А она, не смутившись и краснея, договорила:
– И светлый. От тебя свет в темноте.
Я качнул головой:
– Нет, это от тебя. От тебя свет даже в моей душе.
Знаете, что она сделала? Поднявшись с лавки у стола, где мы вечеряли, она подошла и обняла меня. И я вдруг понял, что меня ещё никто не обнимал…
Я обнял её тоже, почти ослепнув от волнения и чувствуя, что поднимаюсь над каменным полом. Она такая тонкая, тёплая, гибкая в моих объятиях, никакая девчонка из тех, что я любил тискать, никогда не была такой благоухающей, такой нежной, такой желанной и любимой. Да, я полюбил её сразу и навсегда. И она полюбила меня.
Поцеловать её так, как мне желалось я смог через несколько дней, в тот момент, когда перестал беспрестанно думать о том, как бы сделать это.
Мы возвращались с ней во дворец с заднего двора, где упражнялись в езде верхом. Точнее, я учил Аяю сидеть в седле. Поначалу она робела, но чем дальше, тем смелее становилась, и я видел, что природная грация и ловкость вскоре помогут ей стать умелой наездницей.

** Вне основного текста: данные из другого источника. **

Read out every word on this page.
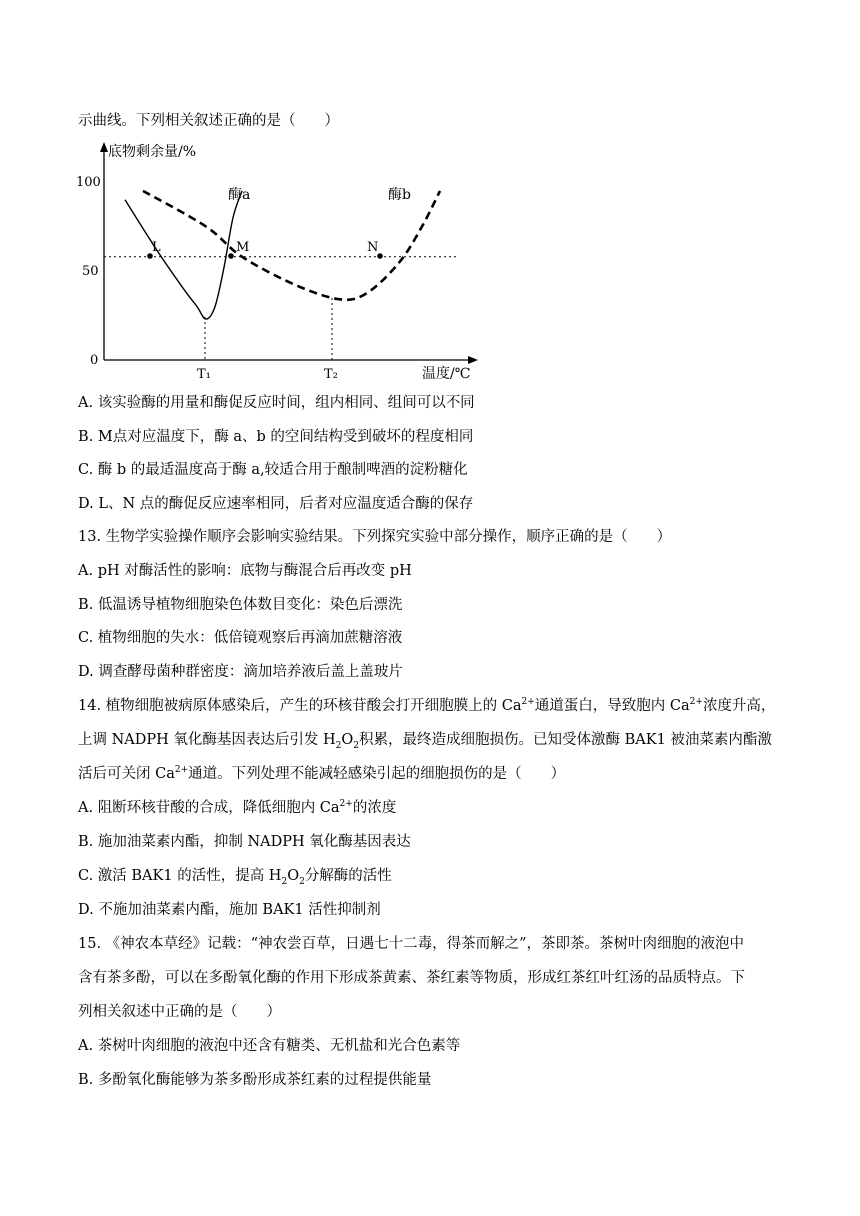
示曲线。下列相关叙述正确的是（　　）
底物剩余量/%
温度/℃
100
50
0
酶a	酶b
T₁	T₂
L	M	N
A. 该实验酶的用量和酶促反应时间，组内相同、组间可以不同
B. M点对应温度下，酶 a、b 的空间结构受到破坏的程度相同
C. 酶 b 的最适温度高于酶 a,较适合用于酿制啤酒的淀粉糖化
D. L、N 点的酶促反应速率相同，后者对应温度适合酶的保存
13. 生物学实验操作顺序会影响实验结果。下列探究实验中部分操作，顺序正确的是（　　）
A. pH 对酶活性的影响：底物与酶混合后再改变 pH
B. 低温诱导植物细胞染色体数目变化：染色后漂洗
C. 植物细胞的失水：低倍镜观察后再滴加蔗糖溶液
D. 调查酵母菌种群密度：滴加培养液后盖上盖玻片
14. 植物细胞被病原体感染后，产生的环核苷酸会打开细胞膜上的 $Ca^{2+}$通道蛋白，导致胞内 $Ca^{2+}$浓度升高，
上调 NADPH 氧化酶基因表达后引发 $H_2O_2$积累，最终造成细胞损伤。已知受体激酶 BAK1 被油菜素内酯激
活后可关闭 $Ca^{2+}$通道。下列处理不能减轻感染引起的细胞损伤的是（　　）
A. 阻断环核苷酸的合成，降低细胞内 $Ca^{2+}$的浓度
B. 施加油菜素内酯，抑制 NADPH 氧化酶基因表达
C. 激活 BAK1 的活性，提高 $H_2O_2$分解酶的活性
D. 不施加油菜素内酯，施加 BAK1 活性抑制剂
15. 《神农本草经》记载：“神农尝百草，日遇七十二毒，得茶而解之”，茶即茶。茶树叶肉细胞的液泡中
含有茶多酚，可以在多酚氧化酶的作用下形成茶黄素、茶红素等物质，形成红茶红叶红汤的品质特点。下
列相关叙述中正确的是（　　）
A. 茶树叶肉细胞的液泡中还含有糖类、无机盐和光合色素等
B. 多酚氧化酶能够为茶多酚形成茶红素的过程提供能量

Я так и сказал, Аяя улыбнулась, отводя выбившуюся блестящую прядь волос за ушко, где качнулась длинная подаренная мной этим утром серьга из золота и зелёных самоцветов. Вот в этот момент я, поддавшись какой-то волне, поднявшейся во мне слепящим жаром, и развернув её к себе, поцеловал в тёплый и сладкий рот. Я никого так не целовал, я никогда не хотел проникнуть к кому-то между тёплых ароматных губ внутрь своими губами и языком, словно в глубине её рта таится источник дальнейшей моей жизни…
Мы, оказывается, были на лестнице, между пролётами, сквозь окно на нас светило заходящее солнце, вызолачивая наши волосы, ресницы и кожу, просвечивая сквозь веки в закрытые от счастья глаза…
С этого дня мы целовались уже всё время, когда не разговаривали.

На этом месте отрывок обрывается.